9. April 2010, von

Heimwärts

Sarfayt — es ist soweit.  Hier, ganz im Süden des Sultanats Oman, kehren wir um.  Der Wendepunkt unserer Reise ist an der Grenze zum Jemen erreicht.

Wir haben diese Änderung unserer Route bereits seit ein paar Wochen geplant.  Die Gründe für unsere Entscheidung gegen eine Reise durch den Jemen wurden von den Omani meist falsch eingeschätzt:  Das Land sei gefährlich, meinte man unisono — ohne detaillierte Kenntnisse zu haben.  Wir sehen das grundsätzlich anders.  Uns beunruhigen nicht die seit Jahren immer wieder auftauchenden Meldungen über Entführungen westlicher Touristen in diesem Land, denn wir hatten sowieso nicht geplant, in die betroffenen Gebiete zu reisen.  Vielmehr bereiten uns die möglichen Auswirkungen der unklaren Grenzsituation zu Saudi-Arabien Sorgen:  Dort führen die Saudis mittlerweile offene kriegerische Auseinandersetzungen mit den jemenitischen Rebellen.  Schlösse Saudi-Arabien die Grenze oder auch nur die Botschaft in der Hauptstadt Sana’a, bei der wir uns um Visa bemühen müssten, dann bedeutete das für uns einen längeren Rückweg von mehreren tausend Kilometern.

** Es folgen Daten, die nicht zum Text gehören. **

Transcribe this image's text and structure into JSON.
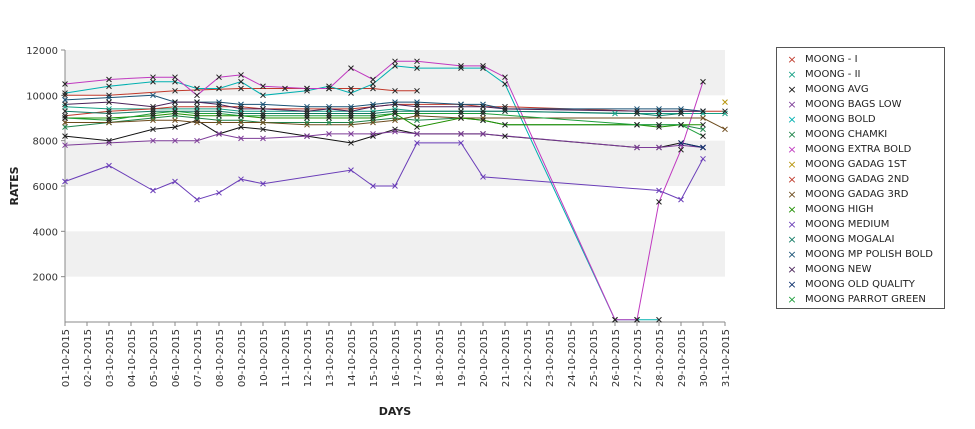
{
  "chart_data": {
    "type": "line",
    "title": "",
    "xlabel": "DAYS",
    "ylabel": "RATES",
    "ylim": [
      0,
      12000
    ],
    "yticks": [
      "2000",
      "4000",
      "6000",
      "8000",
      "10000",
      "12000"
    ],
    "ytick_values": [
      2000,
      4000,
      6000,
      8000,
      10000,
      12000
    ],
    "categories": [
      "01-10-2015",
      "02-10-2015",
      "03-10-2015",
      "04-10-2015",
      "05-10-2015",
      "06-10-2015",
      "07-10-2015",
      "08-10-2015",
      "09-10-2015",
      "10-10-2015",
      "11-10-2015",
      "12-10-2015",
      "13-10-2015",
      "14-10-2015",
      "15-10-2015",
      "16-10-2015",
      "17-10-2015",
      "18-10-2015",
      "19-10-2015",
      "20-10-2015",
      "21-10-2015",
      "22-10-2015",
      "23-10-2015",
      "24-10-2015",
      "25-10-2015",
      "26-10-2015",
      "27-10-2015",
      "28-10-2015",
      "29-10-2015",
      "30-10-2015",
      "31-10-2015"
    ],
    "grid": "alternating horizontal bands",
    "legend_position": "right",
    "series": [
      {
        "name": "MOONG - I",
        "color": "#c0392b",
        "values": [
          10000,
          null,
          10000,
          null,
          null,
          10200,
          null,
          null,
          10300,
          null,
          10300,
          10300,
          10300,
          10300,
          10300,
          10200,
          10200,
          null,
          null,
          null,
          null,
          null,
          null,
          null,
          null,
          null,
          null,
          null,
          null,
          null,
          null
        ]
      },
      {
        "name": "MOONG - II",
        "color": "#16a085",
        "values": [
          9500,
          null,
          9400,
          null,
          null,
          9400,
          9400,
          9400,
          9300,
          null,
          null,
          9300,
          9300,
          9300,
          9300,
          9400,
          9300,
          null,
          9300,
          9300,
          9300,
          null,
          null,
          null,
          null,
          9200,
          9200,
          9200,
          9200,
          9200,
          9200
        ]
      },
      {
        "name": "MOONG AVG",
        "color": "#111111",
        "values": [
          8200,
          null,
          8000,
          null,
          8500,
          8600,
          8900,
          8300,
          8600,
          8500,
          null,
          8200,
          null,
          7900,
          8200,
          8500,
          8300,
          null,
          8300,
          8300,
          8200,
          null,
          null,
          null,
          null,
          null,
          7700,
          7700,
          7900,
          7700,
          null
        ]
      },
      {
        "name": "MOONG BAGS LOW",
        "color": "#7d3c98",
        "values": [
          7800,
          null,
          7900,
          null,
          8000,
          8000,
          8000,
          8300,
          8100,
          8100,
          null,
          8200,
          8300,
          8300,
          8300,
          8400,
          8300,
          null,
          8300,
          8300,
          null,
          null,
          null,
          null,
          null,
          null,
          7700,
          7700,
          7800,
          7700,
          null
        ]
      },
      {
        "name": "MOONG BOLD",
        "color": "#00b0b0",
        "values": [
          10100,
          null,
          10400,
          null,
          10600,
          10600,
          10300,
          10300,
          10600,
          10000,
          null,
          10200,
          10400,
          10100,
          10500,
          11300,
          11200,
          null,
          11200,
          11200,
          10500,
          null,
          null,
          null,
          null,
          100,
          100,
          100,
          null,
          null,
          null
        ]
      },
      {
        "name": "MOONG CHAMKI",
        "color": "#1e8449",
        "values": [
          8600,
          null,
          8800,
          null,
          9000,
          9100,
          9000,
          8900,
          8900,
          8800,
          null,
          8800,
          8800,
          8800,
          8900,
          9000,
          8900,
          null,
          9000,
          8900,
          8700,
          null,
          null,
          null,
          null,
          null,
          8700,
          8700,
          8700,
          8500,
          null
        ]
      },
      {
        "name": "MOONG EXTRA BOLD",
        "color": "#c039c0",
        "values": [
          10500,
          null,
          10700,
          null,
          10800,
          10800,
          10000,
          10800,
          10900,
          10400,
          null,
          10300,
          10300,
          11200,
          10700,
          11500,
          11500,
          null,
          11300,
          11300,
          10800,
          null,
          null,
          null,
          null,
          100,
          100,
          5300,
          7600,
          10600,
          null
        ]
      },
      {
        "name": "MOONG GADAG 1ST",
        "color": "#b7950b",
        "values": [
          null,
          null,
          null,
          null,
          null,
          null,
          null,
          null,
          null,
          null,
          null,
          null,
          null,
          null,
          null,
          null,
          null,
          null,
          null,
          null,
          null,
          null,
          null,
          null,
          null,
          null,
          null,
          null,
          null,
          null,
          9700
        ]
      },
      {
        "name": "MOONG GADAG 2ND",
        "color": "#c0392b",
        "values": [
          9100,
          null,
          9300,
          null,
          9400,
          9500,
          9500,
          9500,
          9500,
          9400,
          null,
          9400,
          9400,
          9400,
          9500,
          9600,
          9600,
          null,
          9600,
          9500,
          9500,
          null,
          null,
          null,
          null,
          null,
          9300,
          9300,
          9300,
          9300,
          9300
        ]
      },
      {
        "name": "MOONG GADAG 3RD",
        "color": "#6e4c1e",
        "values": [
          8800,
          null,
          8800,
          null,
          8900,
          8900,
          8800,
          8800,
          8800,
          8800,
          null,
          8700,
          null,
          8700,
          8800,
          8900,
          9100,
          null,
          9000,
          9000,
          null,
          null,
          null,
          null,
          null,
          null,
          null,
          null,
          null,
          9000,
          8500
        ]
      },
      {
        "name": "MOONG HIGH",
        "color": "#1f8f00",
        "values": [
          9000,
          null,
          9000,
          null,
          9100,
          9200,
          9100,
          9100,
          9100,
          9000,
          null,
          9000,
          9000,
          9000,
          9000,
          9200,
          8600,
          null,
          9000,
          8900,
          8700,
          null,
          null,
          null,
          null,
          null,
          8700,
          8600,
          8700,
          8700,
          null
        ]
      },
      {
        "name": "MOONG MEDIUM",
        "color": "#6a3db8",
        "values": [
          6200,
          null,
          6900,
          null,
          5800,
          6200,
          5400,
          5700,
          6300,
          6100,
          null,
          null,
          null,
          6700,
          6000,
          6000,
          7900,
          null,
          7900,
          6400,
          null,
          null,
          null,
          null,
          null,
          null,
          null,
          5800,
          5400,
          7200,
          null
        ]
      },
      {
        "name": "MOONG MOGALAI",
        "color": "#117a65",
        "values": [
          9300,
          null,
          9200,
          null,
          9300,
          9300,
          9300,
          9300,
          9200,
          9200,
          null,
          9200,
          9200,
          9200,
          9200,
          9300,
          9300,
          null,
          9300,
          9300,
          9300,
          null,
          null,
          null,
          null,
          null,
          9200,
          9100,
          9200,
          null,
          null
        ]
      },
      {
        "name": "MOONG MP POLISH BOLD",
        "color": "#1a5276",
        "values": [
          9800,
          null,
          9900,
          null,
          10000,
          9700,
          9700,
          9700,
          9600,
          9600,
          null,
          9500,
          9500,
          9500,
          9600,
          9700,
          9700,
          null,
          9600,
          9600,
          9400,
          null,
          null,
          null,
          null,
          null,
          9400,
          9400,
          9400,
          9300,
          null
        ]
      },
      {
        "name": "MOONG NEW",
        "color": "#4a235a",
        "values": [
          9600,
          null,
          9700,
          null,
          9500,
          9700,
          9700,
          9600,
          9400,
          9400,
          null,
          9300,
          9400,
          9300,
          9500,
          9600,
          9500,
          null,
          9500,
          9500,
          9400,
          null,
          null,
          null,
          null,
          null,
          9300,
          9300,
          9300,
          9300,
          null
        ]
      },
      {
        "name": "MOONG OLD QUALITY",
        "color": "#0b2f6b",
        "values": [
          null,
          null,
          null,
          null,
          null,
          null,
          null,
          null,
          null,
          null,
          null,
          null,
          null,
          null,
          null,
          null,
          null,
          null,
          null,
          null,
          null,
          null,
          null,
          null,
          null,
          null,
          null,
          null,
          7900,
          7700,
          null
        ]
      },
      {
        "name": "MOONG PARROT GREEN",
        "color": "#1e9e3c",
        "values": [
          9000,
          null,
          8900,
          null,
          9200,
          9300,
          9200,
          9200,
          9100,
          9100,
          null,
          9100,
          9100,
          9100,
          9100,
          9200,
          9200,
          null,
          9200,
          9200,
          null,
          null,
          null,
          null,
          null,
          null,
          8700,
          8700,
          8700,
          8200,
          null
        ]
      }
    ]
  }
}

So fahren wir durch die wüsten Kiesebenen des Omans nach Norden.  In dem uns wohlbekannten kleinen Fischerdorf bei Muscat machen wir für ein paar Tage Station und werden freudig begrüsst.  Man erinnert sich an unseren ersten Aufenthalt und heisst uns erneut herzlich willkommen.  Es ist schön, vertraute Gesichter zu erkennen — doch nicht immer klappt das auf Anhieb:  Captain Ali, der mich vor ein paar Wochen zum Fischen aufs Meer mitgenommen hatte, erkenne ich erst nach mehrmaligem Hinschauen.  Er trägt statt Arbeitskleidung eine blütenweisse Dishdasha mit Kumah.  Seine markanten Gesichtszüge — vielleicht ist er sansibarischer Herkunft? — erkenne ich dann aber doch und er lächelt mich an, als wir die Hände schütteln.  Wir haben ein wenig Vertrauen gewonnen bei den Menschen hier.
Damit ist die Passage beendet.